Some experts clearly believe that too many new drugs don't bring significantly advances to therapy
In an article in the BMJ in 2012, two experts reviewed the evidence about a perceived crisis in innovation in the pharmaceutical industry. They concluded that there was no crisis and the long term rate of new drug discoveries and introductions had been stable and was not in decline.
But, after reviewing approvals over a significant time period, they remarked (my emphasis):
More relevant than the absolute number of new drugs brought to the market is the number that represent a therapeutic advance. Although the pharmaceutical industry and its analysts measure innovation in terms of new molecular entities as a stand-in for therapeutically superior new medicines, most have provided only minor clinical advantages over existing treatments.
The preponderance of drugs without significant therapeutic gains dates all the way back to the “golden age” of innovation. Out of 218 drugs approved by the FDA from 1978 to 1989, only 34 (15.6%) were judged as important therapeutic gains. Covering a roughly similar time period (1974-94), the industry’s Barral report on all internationally marketed new drugs concluded that only 11% were therapeutically and pharmacologically innovative. Since the mid-1990s, independent reviews have also concluded that about 85-90% of all new drugs provide few or no clinical advantages for patients...

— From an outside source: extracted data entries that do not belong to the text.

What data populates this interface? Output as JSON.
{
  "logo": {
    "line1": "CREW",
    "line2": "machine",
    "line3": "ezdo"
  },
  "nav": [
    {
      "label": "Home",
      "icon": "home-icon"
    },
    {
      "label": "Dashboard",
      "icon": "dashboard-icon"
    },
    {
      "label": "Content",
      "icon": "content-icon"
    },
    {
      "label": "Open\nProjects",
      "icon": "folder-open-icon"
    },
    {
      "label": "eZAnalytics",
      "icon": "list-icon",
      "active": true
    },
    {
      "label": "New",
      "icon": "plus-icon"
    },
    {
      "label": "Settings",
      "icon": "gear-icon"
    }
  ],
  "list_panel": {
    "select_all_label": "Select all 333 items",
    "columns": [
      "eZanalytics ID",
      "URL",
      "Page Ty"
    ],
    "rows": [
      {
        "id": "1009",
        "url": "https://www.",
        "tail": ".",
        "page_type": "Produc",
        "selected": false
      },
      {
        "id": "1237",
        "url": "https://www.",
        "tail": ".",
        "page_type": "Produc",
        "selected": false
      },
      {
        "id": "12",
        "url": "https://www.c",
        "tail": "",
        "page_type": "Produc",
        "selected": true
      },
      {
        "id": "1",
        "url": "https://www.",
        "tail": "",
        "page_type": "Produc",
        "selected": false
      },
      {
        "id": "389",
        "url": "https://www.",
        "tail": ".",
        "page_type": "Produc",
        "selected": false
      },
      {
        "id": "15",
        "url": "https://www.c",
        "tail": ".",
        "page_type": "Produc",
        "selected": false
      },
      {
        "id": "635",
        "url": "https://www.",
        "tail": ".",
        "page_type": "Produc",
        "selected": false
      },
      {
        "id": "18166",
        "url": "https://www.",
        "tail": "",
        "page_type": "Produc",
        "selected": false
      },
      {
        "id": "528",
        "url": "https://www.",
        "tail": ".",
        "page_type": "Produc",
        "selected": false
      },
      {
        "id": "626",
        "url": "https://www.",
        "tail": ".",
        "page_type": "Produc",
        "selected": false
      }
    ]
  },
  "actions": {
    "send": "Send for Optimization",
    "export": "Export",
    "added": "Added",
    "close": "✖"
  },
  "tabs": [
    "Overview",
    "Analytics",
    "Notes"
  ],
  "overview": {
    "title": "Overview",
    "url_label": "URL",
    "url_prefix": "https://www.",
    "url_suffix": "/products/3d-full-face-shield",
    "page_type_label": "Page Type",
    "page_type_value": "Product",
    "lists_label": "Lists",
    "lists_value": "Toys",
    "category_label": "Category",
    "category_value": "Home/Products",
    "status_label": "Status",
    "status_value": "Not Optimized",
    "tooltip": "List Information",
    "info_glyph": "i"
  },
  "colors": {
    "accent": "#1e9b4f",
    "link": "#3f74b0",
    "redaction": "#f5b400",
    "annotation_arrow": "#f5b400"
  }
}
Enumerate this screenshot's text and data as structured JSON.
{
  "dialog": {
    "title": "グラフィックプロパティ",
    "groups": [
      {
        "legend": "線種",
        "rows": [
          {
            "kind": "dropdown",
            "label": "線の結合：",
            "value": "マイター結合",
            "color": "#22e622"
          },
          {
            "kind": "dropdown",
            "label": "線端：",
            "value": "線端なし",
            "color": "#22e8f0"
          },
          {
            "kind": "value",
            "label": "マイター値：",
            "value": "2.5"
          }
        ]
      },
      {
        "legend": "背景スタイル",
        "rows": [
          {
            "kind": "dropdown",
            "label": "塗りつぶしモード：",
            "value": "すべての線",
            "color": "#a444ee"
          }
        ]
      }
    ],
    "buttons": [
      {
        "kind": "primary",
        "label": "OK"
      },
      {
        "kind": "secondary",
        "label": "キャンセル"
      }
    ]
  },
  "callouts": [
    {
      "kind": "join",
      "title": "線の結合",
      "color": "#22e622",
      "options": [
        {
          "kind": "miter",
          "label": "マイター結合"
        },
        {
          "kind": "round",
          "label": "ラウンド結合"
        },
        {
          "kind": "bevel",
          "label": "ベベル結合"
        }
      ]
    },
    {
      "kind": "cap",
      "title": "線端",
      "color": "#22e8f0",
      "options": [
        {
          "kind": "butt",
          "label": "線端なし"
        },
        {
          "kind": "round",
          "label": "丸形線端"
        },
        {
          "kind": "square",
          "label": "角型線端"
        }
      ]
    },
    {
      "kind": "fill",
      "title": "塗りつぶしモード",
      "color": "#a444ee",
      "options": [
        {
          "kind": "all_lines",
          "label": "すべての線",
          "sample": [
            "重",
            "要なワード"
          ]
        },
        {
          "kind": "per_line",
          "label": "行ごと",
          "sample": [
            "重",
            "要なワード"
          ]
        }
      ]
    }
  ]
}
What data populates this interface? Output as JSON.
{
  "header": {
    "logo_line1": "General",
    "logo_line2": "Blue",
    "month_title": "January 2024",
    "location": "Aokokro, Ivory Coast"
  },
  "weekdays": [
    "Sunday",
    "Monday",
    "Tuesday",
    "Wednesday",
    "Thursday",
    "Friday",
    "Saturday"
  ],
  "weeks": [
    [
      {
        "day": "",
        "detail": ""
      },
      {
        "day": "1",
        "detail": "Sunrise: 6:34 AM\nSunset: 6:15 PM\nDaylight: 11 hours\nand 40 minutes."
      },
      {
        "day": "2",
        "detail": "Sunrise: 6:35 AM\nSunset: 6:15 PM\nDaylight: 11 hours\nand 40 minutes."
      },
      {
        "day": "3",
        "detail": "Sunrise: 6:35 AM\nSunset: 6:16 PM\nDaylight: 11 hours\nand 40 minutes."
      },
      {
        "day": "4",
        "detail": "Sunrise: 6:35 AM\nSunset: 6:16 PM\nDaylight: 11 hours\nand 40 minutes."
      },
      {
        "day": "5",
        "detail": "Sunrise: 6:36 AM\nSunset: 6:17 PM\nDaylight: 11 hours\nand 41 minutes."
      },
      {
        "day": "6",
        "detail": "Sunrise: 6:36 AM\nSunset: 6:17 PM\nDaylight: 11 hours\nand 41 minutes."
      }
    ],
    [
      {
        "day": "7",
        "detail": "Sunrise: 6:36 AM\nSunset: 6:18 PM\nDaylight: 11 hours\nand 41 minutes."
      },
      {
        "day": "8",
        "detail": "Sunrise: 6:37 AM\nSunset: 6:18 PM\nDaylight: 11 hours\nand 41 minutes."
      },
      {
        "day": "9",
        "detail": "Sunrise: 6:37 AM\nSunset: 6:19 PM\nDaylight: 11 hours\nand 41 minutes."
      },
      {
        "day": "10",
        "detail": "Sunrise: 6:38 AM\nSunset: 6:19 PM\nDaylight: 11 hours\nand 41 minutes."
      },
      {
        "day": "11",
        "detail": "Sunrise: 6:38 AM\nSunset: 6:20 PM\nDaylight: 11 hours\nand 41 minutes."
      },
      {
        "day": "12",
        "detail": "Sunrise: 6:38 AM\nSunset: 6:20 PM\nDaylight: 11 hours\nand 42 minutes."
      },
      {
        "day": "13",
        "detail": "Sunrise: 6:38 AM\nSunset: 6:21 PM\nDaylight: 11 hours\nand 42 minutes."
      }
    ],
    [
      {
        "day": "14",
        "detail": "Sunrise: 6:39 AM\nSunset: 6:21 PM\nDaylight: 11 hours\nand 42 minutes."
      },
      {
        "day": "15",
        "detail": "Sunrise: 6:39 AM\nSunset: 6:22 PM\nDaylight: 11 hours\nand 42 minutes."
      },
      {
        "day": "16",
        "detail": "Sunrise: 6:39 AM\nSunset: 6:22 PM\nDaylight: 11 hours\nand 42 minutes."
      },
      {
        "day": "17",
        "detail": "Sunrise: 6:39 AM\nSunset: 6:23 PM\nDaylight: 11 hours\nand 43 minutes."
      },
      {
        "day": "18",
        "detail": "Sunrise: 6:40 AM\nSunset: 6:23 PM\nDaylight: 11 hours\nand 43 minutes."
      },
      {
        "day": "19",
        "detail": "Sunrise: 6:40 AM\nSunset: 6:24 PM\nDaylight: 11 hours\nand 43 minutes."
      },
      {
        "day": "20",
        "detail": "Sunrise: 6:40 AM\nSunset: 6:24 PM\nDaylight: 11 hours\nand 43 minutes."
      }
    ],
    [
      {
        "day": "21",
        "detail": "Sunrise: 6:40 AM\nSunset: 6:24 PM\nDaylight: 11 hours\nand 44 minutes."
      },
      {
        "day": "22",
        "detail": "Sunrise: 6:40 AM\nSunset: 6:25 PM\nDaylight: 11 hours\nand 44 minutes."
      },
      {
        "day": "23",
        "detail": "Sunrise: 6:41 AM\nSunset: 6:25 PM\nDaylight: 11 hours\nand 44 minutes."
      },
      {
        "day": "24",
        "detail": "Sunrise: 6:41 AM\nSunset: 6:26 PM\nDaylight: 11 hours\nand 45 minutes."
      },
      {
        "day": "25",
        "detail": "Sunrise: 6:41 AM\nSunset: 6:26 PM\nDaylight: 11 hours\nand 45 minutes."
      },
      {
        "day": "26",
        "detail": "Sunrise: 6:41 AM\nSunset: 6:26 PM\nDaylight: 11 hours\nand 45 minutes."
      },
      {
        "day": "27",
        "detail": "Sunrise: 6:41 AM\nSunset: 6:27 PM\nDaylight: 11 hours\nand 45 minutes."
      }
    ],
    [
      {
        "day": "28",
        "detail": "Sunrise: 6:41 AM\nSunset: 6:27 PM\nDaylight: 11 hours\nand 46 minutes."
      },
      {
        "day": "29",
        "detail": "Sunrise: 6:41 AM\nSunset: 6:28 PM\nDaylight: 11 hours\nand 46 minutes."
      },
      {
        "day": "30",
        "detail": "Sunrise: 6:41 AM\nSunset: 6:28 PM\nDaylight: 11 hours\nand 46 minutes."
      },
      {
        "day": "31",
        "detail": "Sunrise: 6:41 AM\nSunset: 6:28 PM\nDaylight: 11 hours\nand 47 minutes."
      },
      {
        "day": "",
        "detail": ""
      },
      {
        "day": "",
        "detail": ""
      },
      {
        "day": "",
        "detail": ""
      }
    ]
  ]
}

...This is the real innovation crisis: pharmaceutical research and development turns out mostly minor variations on existing drugs, and most new drugs are not superior on clinical measures.
Their paper contains many further references to the primary sources which I won't repeat here.
Their analysis for drug launches since the mid 1990s is consistent with the idea that 90% of drugs don't significantly improve on previous drugs within an existing category (e.g. statins or NOACs). This is at least approximately the claim in the original question.
NB Drugs are complicated things with no two drugs having exactly the same profile of therapeutic benefit and side effects. This creates a large grey area where better depends on how much weight you attach to each benefit and side effect. In many categories this creates a lot of scope for every drug firm's marketing department to claim that their drug is better. Independent experts prefer to count major indisputable therapeutic gains and ignore the minor squabbling about trivial differences (so drugs that treated ulcers were a major advance over surgery, but minor variations in the drugs from different firms were not significant gains).